The city is claiming that opioid manufacturers have burdened the health and finances of New York's government by employing deceptive marketing to sell inordinate amounts of unsafe and addictive drugs to citizens.

The defendants include Allergan, Johnson & Johnson, Purdue Pharma and Teva, and distributors such as AmerisourceBergen, Cardinal Health and McKesson.

New York City mayor Bill de Blasio speaks to guests during the National Action Network (NAN) Dr. Martin Luther King, Jr.

New York City on Tuesday sued multiple drug companies alleging they played an instrumental role in creating what's become the deadly opioid epidemic.

McMahon also joined the mayor's announcement on Tuesday and described the opioid crisis on the Island as a "plague".

McKesson said it reports hundreds of thousands of suspicious orders to federal authorities each year and that "this complicated, multi-faceted public-health crisis can not be solved by any one participant", but needs to come from a comprehensive approach involving everyone from doctors to insurance companies to distributors and manufacturers.

The announcement marks the second time this month that the city has filed a lawsuit against big corporations to tackle public health and environmental issues.

"To stop so many more people from becoming addicted".

Goldin, 64, is circulating a petition, already signed by more than 6,000 people, demanding that Purdue Pharma and the family that owns it accept responsibility.

Endo said in a statement that, "It is Endo's policy not to comment on current litigation".

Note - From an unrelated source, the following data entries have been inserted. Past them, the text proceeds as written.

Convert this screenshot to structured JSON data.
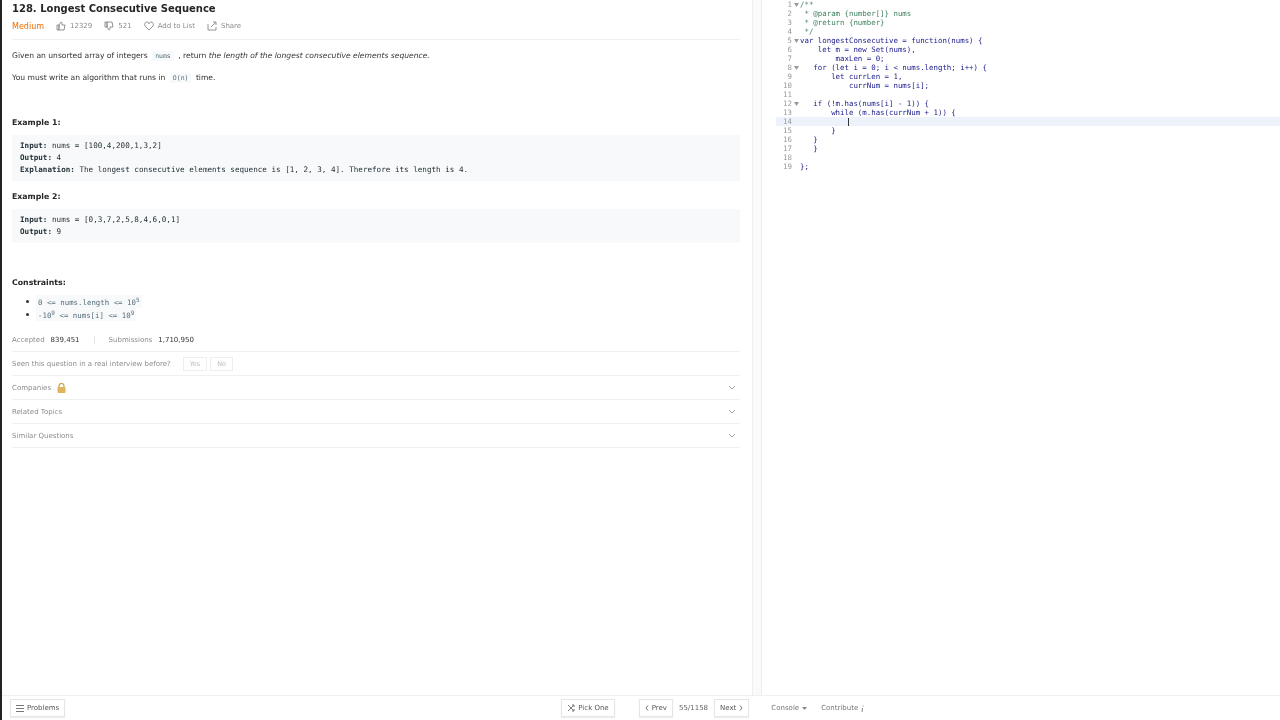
{
  "problem": {
    "title": "128. Longest Consecutive Sequence",
    "difficulty": "Medium",
    "likes": "12329",
    "dislikes": "521",
    "add_to_list": "Add to List",
    "share": "Share"
  },
  "description": [
    [
      {
        "kind": "text",
        "text": "Given an unsorted array of integers "
      },
      {
        "kind": "code",
        "text": "nums"
      },
      {
        "kind": "text",
        "text": " , return *the length of the longest consecutive elements sequence.*"
      }
    ],
    [
      {
        "kind": "text",
        "text": "You must write an algorithm that runs in "
      },
      {
        "kind": "code",
        "text": "O(n)"
      },
      {
        "kind": "text",
        "text": " time."
      }
    ]
  ],
  "examples": [
    {
      "title": "Example 1:",
      "lines": [
        "**Input:** nums = [100,4,200,1,3,2]",
        "**Output:** 4",
        "**Explanation:** The longest consecutive elements sequence is [1, 2, 3, 4]. Therefore its length is 4."
      ]
    },
    {
      "title": "Example 2:",
      "lines": [
        "**Input:** nums = [0,3,7,2,5,8,4,6,0,1]",
        "**Output:** 9"
      ]
    }
  ],
  "constraints": {
    "title": "Constraints:",
    "items": [
      "0 <= nums.length <= 10$^{5}$",
      "-10$^{9}$ <= nums[i] <= 10$^{9}$"
    ]
  },
  "stats": [
    {
      "label": "Accepted",
      "value": "839,451"
    },
    {
      "label": "Submissions",
      "value": "1,710,950"
    }
  ],
  "interview": {
    "question": "Seen this question in a real interview before?",
    "buttons": [
      "Yes",
      "No"
    ]
  },
  "sections": [
    {
      "label": "Companies",
      "locked": true
    },
    {
      "label": "Related Topics",
      "locked": false
    },
    {
      "label": "Similar Questions",
      "locked": false
    }
  ],
  "editor": {
    "lines": [
      {
        "number": "1",
        "kind": "comment",
        "text": "/**",
        "foldable": true,
        "selected": false
      },
      {
        "number": "2",
        "kind": "comment",
        "text": " * @param {number[]} nums",
        "foldable": false,
        "selected": false
      },
      {
        "number": "3",
        "kind": "comment",
        "text": " * @return {number}",
        "foldable": false,
        "selected": false
      },
      {
        "number": "4",
        "kind": "comment",
        "text": " */",
        "foldable": false,
        "selected": false
      },
      {
        "number": "5",
        "kind": "code",
        "text": "var longestConsecutive = function(nums) {",
        "foldable": true,
        "selected": false
      },
      {
        "number": "6",
        "kind": "code",
        "text": "    let m = new Set(nums),",
        "foldable": false,
        "selected": false
      },
      {
        "number": "7",
        "kind": "code",
        "text": "        maxLen = 0;",
        "foldable": false,
        "selected": false
      },
      {
        "number": "8",
        "kind": "code",
        "text": "   for (let i = 0; i < nums.length; i++) {",
        "foldable": true,
        "selected": false
      },
      {
        "number": "9",
        "kind": "code",
        "text": "       let currLen = 1,",
        "foldable": false,
        "selected": false
      },
      {
        "number": "10",
        "kind": "code",
        "text": "           currNum = nums[i];",
        "foldable": false,
        "selected": false
      },
      {
        "number": "11",
        "kind": "code",
        "foldable": false,
        "selected": false
      },
      {
        "number": "12",
        "kind": "code",
        "text": "   if (!m.has(nums[i] - 1)) {",
        "foldable": true,
        "selected": false
      },
      {
        "number": "13",
        "kind": "code",
        "text": "       while (m.has(currNum + 1)) {",
        "foldable": false,
        "selected": false
      },
      {
        "number": "14",
        "kind": "code",
        "foldable": false,
        "selected": true
      },
      {
        "number": "15",
        "kind": "code",
        "text": "       }",
        "foldable": false,
        "selected": false
      },
      {
        "number": "16",
        "kind": "code",
        "text": "   }",
        "foldable": false,
        "selected": false
      },
      {
        "number": "17",
        "kind": "code",
        "text": "   }",
        "foldable": false,
        "selected": false
      },
      {
        "number": "18",
        "kind": "code",
        "foldable": false,
        "selected": false
      },
      {
        "number": "19",
        "kind": "code",
        "text": "};",
        "foldable": false,
        "selected": false
      }
    ]
  },
  "bottom_bar": {
    "problems": "Problems",
    "pick_one": "Pick One",
    "prev": "Prev",
    "position": "55/1158",
    "next": "Next",
    "console": "Console",
    "contribute": "Contribute"
  }
}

"Our industry and our company have and will continue to take meaningful action to reduce opioid abuse", it said, adding that it was supporting initiatives to educate doctors and develop non-opioid painkillers.

In its complaint filed in state court in Manhattan, New York accused manufacturers of having for two decades misled consumers into believing that prescription opioids were safe to treat chronic non-cancer pain, with minimal risk of addiction. Officials say that while drug overdose deaths impact every neighborhood and demographic in New York City, residents of impoverished neighborhoods are the hardest hit.